Als Ausdruck seiner Selbstbestimmung ist die Einwilligung (§ 630d Abs. 1 S. 1 Bürgerliches Gesetzbuch (BGB)) des Corona-Erkrankten für dessen ärztliche Behandlung erforderlich. Ist der Corona-Erkrankte einwilligungsunfähig, ist die Einwilligung eines hierzu Berechtigten (Betreuer oder Vorsorgebevollmächtigten) einzuholen, soweit nicht eine Patientenverfügung nach § 1901a Abs. 1 S. 1 die Maßnahmen gestattet (§ 630d Abs. 1 S. 2 BGB). Kann eine Einwilligung für eine unaufschiebbare Maßnahme nicht rechtzeitig eingeholt werden, darf sie ohne Einwilligung des Corona-Erkrankten nur dann durchgeführt werden, wenn sie dem mutmaßlichen Willen des Corona-Erkrankten entspricht (§ 630d Abs. 1 S. 3 BGB). Der mutmaßliche Wille des Corona-Erkrankten ist gemäß § 1901a Abs. 2 S. 1 BGB in Verbindung mit den Regelungen in § 1901b BGB festzustellen.
Erst wenn die Selbstbestimmung des Corona-Erkrankten in einem dieser Fälle zum Ausdruck kommt und damit zum ärztlichen Handeln berechtigt, kann und darf es zu Priorisierungs-Entscheidungen kommen.
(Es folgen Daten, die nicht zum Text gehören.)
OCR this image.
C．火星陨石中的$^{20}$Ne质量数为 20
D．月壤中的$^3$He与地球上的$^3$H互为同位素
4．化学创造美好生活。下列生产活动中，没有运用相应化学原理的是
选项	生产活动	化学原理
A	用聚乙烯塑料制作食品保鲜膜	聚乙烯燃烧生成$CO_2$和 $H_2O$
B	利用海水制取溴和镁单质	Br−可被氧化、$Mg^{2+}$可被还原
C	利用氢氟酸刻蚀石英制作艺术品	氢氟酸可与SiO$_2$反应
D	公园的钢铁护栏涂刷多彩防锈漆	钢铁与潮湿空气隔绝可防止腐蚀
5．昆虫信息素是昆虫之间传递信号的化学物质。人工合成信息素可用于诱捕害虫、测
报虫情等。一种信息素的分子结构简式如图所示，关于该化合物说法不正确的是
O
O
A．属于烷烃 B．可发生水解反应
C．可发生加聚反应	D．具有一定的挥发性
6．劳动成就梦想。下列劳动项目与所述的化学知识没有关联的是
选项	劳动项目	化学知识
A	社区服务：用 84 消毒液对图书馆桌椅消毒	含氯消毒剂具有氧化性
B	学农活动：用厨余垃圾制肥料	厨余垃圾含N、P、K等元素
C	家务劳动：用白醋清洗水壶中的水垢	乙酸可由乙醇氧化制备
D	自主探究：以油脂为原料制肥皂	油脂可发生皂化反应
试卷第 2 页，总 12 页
(Mindestens) missverständlich ist daher die Aussage der sieben Fachgesellschaften, Patienten, die eine Intensivtherapie ablehnen, werden nicht intensiv-medizinisch behandelt (vergl.: Fachgesellschaften, Klinisch-ethischen Empfehlungen vom 25.03.2020, Pkt. 2.1 Spiegelstrich 2, S. 2). Gefolgt werden kann den Fachgesellschaften jedoch hinsichtlich deren übriger Aussagen zur Selbstbestimmung des Corona-Erkrankten als Voraussetzung für Priorisierungsentscheidungen, sowohl für die Aufnahme intensivmedizinischer Behandlung (vergl. Fachgesellschaften, a.a.O., Pkt. 3.2.1, Schritt 3, S. 5), als auch für deren Beschränkung oder Abbruch (vergl. Fachgesellschaften, a.a.O., Pkt. 3.2.2, Ergebnis 3, S. 7).